Muralhas

As ranhuras do espetar do ninho sanhoso

em cada poro inflamado

lavavam-se nas águas pútridas da nutriz encharcada,

que se desidratava em veneno

nas veias do bebê em seus braços

Correndo na estrada sinuosa de mata fechada,

o frio intenso chegava sorrateiro na madrugada:

“Para onde ir?” — questionava-se perdida procurando

alguém na multidão vazia

“Não posso obrigar alguém a sentir amor por mim” — concluía

O bloco de gelo escondido mostrava-se límpido na superfície brilhante

derramava-se em teatros e a todos culpava por seus atos

mas não passava de manipulação diária dos seus fantoches

chamados família

As sombras na parede chegaram na calada

o monstro debaixo da cama existia

e todas as lendas contadas eram verdade;

uma prece fora iniciada, ansiava ser algo sobrenatural

mas eram de carne:

“A quem pedir ajuda?” — questionava às traças do quarto,

sabendo que, do outro lado da porta,

certamente me culpariam

Prostituí-me por sentimentos,

dei tudo de mim, mas recebi de volta objetos

em todos os meus invernos, eu mesma me aqueci

e os verões nunca chegaram ao céu do meu hemisfério

O meu amor, choroso, acostumou-se a desaguar em gotas ao chão

em meio aos xingamentos, surras e gritos

“Você ainda apanhou pouco!”

— marcava mais que cada tapa desferido

Sua força na infância, tornou-se ódio na adolescência

e na vida adulta, percebi que não passava de fraqueza

e que dinheiro só compra por um instante

e não ensina a ter sentimentos

A dor de não tê-la, escrachou que

uma matriz moribunda de amores

só conseguiria dar luz à raiva

e “eu te amo”, “sinto muito” e “me perdoe”,

em nosso português,

eram apenas sentenças de morte

Nas ruas, amaldiçoavam:

“Ela te pôs no mundo! É única! Honre-a!”

“Você se arrependerá amargamente de cada palavra!”

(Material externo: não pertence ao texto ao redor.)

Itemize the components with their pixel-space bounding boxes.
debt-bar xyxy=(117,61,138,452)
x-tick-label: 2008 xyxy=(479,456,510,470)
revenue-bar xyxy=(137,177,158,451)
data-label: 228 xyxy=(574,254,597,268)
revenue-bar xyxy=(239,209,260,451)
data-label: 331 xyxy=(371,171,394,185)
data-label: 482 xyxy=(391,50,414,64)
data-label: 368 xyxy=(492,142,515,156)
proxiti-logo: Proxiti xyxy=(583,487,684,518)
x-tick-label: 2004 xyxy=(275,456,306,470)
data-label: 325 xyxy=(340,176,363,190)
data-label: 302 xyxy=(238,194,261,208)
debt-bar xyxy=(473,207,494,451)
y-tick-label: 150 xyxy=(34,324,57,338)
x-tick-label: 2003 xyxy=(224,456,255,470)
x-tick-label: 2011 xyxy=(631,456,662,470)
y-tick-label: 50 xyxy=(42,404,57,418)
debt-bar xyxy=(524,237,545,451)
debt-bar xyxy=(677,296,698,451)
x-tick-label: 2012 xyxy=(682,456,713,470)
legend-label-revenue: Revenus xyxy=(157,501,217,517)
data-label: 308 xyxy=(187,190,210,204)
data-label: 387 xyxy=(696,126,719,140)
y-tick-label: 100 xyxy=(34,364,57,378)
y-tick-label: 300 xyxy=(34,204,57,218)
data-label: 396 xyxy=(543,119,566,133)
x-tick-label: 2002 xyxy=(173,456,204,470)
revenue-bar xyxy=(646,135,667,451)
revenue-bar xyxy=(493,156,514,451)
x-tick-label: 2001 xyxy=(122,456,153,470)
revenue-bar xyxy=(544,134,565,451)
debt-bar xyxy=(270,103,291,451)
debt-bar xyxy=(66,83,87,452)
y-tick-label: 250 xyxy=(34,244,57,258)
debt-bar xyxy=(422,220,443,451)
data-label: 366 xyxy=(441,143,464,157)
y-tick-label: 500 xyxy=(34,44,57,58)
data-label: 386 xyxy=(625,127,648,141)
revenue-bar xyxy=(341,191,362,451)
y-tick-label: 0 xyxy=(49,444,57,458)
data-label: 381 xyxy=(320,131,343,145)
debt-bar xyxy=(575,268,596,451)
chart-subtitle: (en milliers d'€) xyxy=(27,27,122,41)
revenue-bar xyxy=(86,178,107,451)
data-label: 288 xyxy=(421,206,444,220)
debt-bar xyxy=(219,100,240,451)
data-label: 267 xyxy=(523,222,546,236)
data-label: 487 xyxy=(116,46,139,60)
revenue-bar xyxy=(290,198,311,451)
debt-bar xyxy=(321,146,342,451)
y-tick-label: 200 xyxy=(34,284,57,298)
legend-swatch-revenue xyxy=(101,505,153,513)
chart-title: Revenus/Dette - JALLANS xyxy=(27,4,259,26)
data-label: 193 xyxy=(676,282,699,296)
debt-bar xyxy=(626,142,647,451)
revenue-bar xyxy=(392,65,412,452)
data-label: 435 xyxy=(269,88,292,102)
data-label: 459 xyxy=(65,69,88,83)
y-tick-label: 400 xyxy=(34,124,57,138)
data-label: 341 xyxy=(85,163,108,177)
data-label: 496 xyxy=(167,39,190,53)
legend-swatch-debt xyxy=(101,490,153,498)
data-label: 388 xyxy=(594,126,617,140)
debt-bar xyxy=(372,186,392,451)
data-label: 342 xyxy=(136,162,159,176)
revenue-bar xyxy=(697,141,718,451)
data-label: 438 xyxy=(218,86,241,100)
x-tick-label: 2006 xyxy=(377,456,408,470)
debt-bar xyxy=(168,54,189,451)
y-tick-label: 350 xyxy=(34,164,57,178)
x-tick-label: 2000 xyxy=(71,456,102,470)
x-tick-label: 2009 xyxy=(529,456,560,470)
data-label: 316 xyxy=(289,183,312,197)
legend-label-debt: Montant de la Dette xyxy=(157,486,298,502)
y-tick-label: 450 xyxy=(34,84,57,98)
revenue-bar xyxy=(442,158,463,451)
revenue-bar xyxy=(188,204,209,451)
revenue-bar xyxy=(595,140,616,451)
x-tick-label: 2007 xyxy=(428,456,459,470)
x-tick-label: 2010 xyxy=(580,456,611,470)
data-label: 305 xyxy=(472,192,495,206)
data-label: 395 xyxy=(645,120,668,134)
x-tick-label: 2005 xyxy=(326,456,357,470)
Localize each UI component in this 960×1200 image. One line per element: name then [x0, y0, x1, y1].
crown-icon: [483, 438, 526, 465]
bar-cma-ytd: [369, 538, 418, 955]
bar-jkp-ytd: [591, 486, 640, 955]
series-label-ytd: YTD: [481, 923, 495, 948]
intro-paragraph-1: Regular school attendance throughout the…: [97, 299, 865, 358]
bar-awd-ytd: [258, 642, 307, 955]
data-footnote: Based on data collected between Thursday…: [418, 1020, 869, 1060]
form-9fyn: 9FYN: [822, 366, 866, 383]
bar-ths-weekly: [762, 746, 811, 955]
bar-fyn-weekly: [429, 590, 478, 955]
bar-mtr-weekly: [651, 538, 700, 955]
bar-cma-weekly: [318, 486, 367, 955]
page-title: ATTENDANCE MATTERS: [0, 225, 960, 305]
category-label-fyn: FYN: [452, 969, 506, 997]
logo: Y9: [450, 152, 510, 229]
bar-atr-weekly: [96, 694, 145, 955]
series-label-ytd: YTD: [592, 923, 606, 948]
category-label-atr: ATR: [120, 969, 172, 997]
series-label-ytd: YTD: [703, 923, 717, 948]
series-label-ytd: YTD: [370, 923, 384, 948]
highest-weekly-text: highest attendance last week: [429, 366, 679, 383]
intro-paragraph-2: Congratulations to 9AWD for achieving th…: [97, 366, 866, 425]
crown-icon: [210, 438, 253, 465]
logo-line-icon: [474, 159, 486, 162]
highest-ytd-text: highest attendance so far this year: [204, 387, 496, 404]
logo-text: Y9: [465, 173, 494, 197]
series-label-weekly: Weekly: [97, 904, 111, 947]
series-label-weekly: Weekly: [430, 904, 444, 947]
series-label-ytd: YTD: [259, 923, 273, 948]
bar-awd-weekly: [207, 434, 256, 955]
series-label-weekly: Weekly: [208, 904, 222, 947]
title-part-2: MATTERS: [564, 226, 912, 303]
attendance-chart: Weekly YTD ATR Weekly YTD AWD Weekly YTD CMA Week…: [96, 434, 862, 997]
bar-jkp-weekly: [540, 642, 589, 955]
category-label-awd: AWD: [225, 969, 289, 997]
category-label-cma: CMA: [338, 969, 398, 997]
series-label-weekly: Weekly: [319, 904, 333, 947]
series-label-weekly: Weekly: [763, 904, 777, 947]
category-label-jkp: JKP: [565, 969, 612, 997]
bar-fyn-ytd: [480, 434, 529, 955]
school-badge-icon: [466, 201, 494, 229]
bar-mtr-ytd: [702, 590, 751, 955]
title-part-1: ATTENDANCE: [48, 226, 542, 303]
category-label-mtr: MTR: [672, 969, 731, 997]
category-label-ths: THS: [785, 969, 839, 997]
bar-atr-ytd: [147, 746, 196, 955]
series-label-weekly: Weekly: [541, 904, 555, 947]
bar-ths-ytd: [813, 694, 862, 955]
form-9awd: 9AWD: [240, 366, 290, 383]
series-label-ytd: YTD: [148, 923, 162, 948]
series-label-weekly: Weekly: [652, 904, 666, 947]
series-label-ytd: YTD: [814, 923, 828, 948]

“Quando não a tiver, sentirá na pele”

e o tempo passava deixando claro

estar fazendo hora extra

Cansei de estar presa a um calcanhar

adestrar-me como queriam

e ver diariamente as mesmas carrancas

de quem não existiu, existindo

Pedras viraram pó e foram levadas com o vento

queriam me espelho, cresci sombra, jamais fui gente

construí minhas muralhas sobre a pedra derradeira

onde sepultei meu berço, com os dizeres:

tornei-me tudo que você mais odiava: você mesma.